La première qui vit ça, ce fut la patronne. Elle poussa un petit « Oh ! » scandalisé, comme si je lui avais fait voir mon sexe, et fit un pas en arrière.

Je tapai sur l’épaule du type, qui me tournait le dos à ce moment-là. Je pensais qu’il allait se retourner, instinctivement. Mais c’était un mec qui avait de la défense. Il se retourna, en effet, mais ce fut pour me balancer son verre d’apéritif en pleine tronche. Aveuglé, je reculai d’un pas. J’entendis le bruit mat d’un poing qui s’écrase sur de la chair, le bruit de pas d’un type qui recule sans pouvoir s’en empêcher et, enfin, le fracas d’une chaise qui se brise sous le poids d’un corps. Tout ça, sans un mot.

Je sortis mon mouchoir, essuyai vivement mon visage et ouvris mes mirettes. Bams était debout à côté de moi. Au fond de la salle le milicien était assis par terre, au milieu des débris d’une chaise cassée. D’une main, il se frottait le menton, l’autre fouillait rageusement sa gabardine.

Le type qui lisait les journaux était toujours assis derrière la table. Il n’avait pas lâché les canards et sans doute qu’il n’avait pas encore réalisé ce qui venait de se passer.

La fille blonde était debout au milieu de la pièce, les poings serrés et la bouche ouverte comme une frangine qui, à deux doigts de la crise de nerfs, va pas tarder à se mettre à hurler.

— Alors, mon joli, dit Bams, on veut jouer les gros bras ? Voilà ce que ça coûte de ne pas être sage, mon enfant. Tes parents auraient dû t’apprendre ça. Ça rend service dans la vie. On t’a jamais dit, sous Vichy, que la première qualité d’un homme c’était d’obéir ? Obéis, mon amour, si tu veux pas engraisser les dentistes.

C’est marrant. J’avais vu Bams dans pas mal de coups de chiens, mais je n’aurais jamais cru capable ce type mince d’envoyer au tapis une armoire à glace comme cette crapule et d’un seul jeton, encore.

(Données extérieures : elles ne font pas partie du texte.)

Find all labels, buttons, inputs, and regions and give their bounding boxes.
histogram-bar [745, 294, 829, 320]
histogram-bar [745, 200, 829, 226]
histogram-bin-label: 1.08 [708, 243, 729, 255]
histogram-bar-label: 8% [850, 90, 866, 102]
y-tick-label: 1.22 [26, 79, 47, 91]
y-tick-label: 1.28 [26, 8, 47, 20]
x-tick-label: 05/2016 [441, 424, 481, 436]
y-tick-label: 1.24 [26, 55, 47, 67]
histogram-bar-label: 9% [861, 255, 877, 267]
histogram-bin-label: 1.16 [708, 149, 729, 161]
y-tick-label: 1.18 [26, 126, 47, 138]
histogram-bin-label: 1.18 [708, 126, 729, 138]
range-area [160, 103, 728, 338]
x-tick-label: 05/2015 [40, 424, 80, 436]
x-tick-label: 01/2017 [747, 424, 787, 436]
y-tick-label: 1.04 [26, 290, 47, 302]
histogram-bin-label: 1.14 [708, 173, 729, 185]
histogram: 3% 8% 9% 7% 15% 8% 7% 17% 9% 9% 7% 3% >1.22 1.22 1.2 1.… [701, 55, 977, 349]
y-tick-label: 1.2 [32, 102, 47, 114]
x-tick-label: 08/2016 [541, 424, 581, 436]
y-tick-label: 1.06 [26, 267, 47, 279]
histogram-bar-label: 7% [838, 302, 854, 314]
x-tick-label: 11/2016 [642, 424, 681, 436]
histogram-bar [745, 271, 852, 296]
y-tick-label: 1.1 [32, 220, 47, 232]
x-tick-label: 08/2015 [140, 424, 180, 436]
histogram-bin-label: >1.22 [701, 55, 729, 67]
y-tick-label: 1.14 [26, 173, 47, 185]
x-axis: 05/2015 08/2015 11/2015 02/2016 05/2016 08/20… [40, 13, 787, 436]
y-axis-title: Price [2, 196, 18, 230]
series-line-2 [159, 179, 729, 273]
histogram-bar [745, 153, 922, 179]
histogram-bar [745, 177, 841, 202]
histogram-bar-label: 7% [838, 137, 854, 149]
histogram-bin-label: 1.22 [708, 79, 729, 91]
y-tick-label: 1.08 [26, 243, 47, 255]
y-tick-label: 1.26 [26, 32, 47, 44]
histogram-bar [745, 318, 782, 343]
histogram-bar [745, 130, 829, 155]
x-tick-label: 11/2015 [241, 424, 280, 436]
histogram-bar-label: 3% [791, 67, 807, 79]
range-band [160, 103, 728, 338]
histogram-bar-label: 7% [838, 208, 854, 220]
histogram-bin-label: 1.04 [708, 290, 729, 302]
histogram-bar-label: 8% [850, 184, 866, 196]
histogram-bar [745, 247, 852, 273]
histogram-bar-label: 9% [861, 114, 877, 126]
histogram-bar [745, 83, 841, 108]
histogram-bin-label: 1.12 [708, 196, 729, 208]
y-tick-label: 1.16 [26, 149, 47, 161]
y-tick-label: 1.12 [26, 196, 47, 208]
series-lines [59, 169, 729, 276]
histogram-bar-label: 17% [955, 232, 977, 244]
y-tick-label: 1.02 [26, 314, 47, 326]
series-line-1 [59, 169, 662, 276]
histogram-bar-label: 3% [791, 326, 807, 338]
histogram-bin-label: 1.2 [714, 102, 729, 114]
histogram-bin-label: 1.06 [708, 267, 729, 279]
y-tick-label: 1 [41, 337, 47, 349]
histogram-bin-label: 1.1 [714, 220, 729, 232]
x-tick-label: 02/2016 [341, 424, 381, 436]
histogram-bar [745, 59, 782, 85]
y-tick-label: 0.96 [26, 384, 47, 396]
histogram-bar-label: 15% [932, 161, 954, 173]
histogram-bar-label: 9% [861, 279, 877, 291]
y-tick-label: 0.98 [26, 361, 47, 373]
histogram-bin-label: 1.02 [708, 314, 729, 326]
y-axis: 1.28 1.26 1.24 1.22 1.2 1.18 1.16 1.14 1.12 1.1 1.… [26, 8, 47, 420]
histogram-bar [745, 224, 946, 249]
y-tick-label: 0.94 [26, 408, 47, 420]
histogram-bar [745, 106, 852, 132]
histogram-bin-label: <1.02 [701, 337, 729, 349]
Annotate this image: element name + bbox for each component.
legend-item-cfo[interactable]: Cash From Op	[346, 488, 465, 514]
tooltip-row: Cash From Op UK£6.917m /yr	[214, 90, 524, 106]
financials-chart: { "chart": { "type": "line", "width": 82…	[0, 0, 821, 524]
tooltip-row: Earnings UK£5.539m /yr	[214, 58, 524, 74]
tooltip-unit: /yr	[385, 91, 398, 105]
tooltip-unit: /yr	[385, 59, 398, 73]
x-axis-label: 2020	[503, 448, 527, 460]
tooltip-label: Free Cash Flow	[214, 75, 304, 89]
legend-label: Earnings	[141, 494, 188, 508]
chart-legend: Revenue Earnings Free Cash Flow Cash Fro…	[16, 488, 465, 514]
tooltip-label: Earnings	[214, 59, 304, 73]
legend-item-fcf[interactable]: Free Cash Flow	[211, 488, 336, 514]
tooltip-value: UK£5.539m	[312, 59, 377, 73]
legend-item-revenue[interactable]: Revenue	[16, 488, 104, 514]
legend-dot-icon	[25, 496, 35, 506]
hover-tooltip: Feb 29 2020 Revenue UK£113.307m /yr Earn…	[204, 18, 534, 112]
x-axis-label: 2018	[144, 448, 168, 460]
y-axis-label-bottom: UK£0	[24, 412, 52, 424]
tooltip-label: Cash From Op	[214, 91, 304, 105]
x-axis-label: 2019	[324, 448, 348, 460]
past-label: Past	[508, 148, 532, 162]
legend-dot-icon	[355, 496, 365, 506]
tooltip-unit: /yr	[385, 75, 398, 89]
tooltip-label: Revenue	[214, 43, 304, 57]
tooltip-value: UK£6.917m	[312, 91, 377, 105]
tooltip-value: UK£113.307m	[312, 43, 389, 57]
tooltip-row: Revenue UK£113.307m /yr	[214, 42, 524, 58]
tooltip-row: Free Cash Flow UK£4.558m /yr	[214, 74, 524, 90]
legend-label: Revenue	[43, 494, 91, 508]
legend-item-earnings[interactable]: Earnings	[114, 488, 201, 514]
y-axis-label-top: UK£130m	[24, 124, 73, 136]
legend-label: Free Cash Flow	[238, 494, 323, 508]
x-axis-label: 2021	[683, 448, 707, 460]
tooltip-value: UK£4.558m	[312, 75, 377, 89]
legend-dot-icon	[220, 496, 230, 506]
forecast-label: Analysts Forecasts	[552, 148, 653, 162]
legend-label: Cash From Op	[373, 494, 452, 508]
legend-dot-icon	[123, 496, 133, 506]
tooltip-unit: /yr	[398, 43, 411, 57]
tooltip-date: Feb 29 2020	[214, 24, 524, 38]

La voix de Bams se fit âpre.

— Et touche pas à ta poche, compris ? J’ai là un Colt maison. Il y a longtemps qu’il n’a pas servi, il commence à se rouiller, je me ferais un plaisir de t’en offrir une dragée pour son deuxième baptême. Lève les mains.

Le zigue, du coup, abandonna sa poche, en effet. Mais il ne broncha pas, il resta assis sur son cul, comme s’il assistait à un spectacle.

— Messieurs ! messieurs ! gémit la patronne, épouvantée.

C’est à ce moment-là que la blonde se mit à hurler. Quelle voix, Seigneur ! On aurait dit qu’elle avait le feu dans sa culotte. En ce qui concerne les cordes vocales, on ne peut pas dire, sa mère ne l’avait pas loupée.

Je m’approchai vivement de la fille, la pris par le bras et la regardai dans les yeux.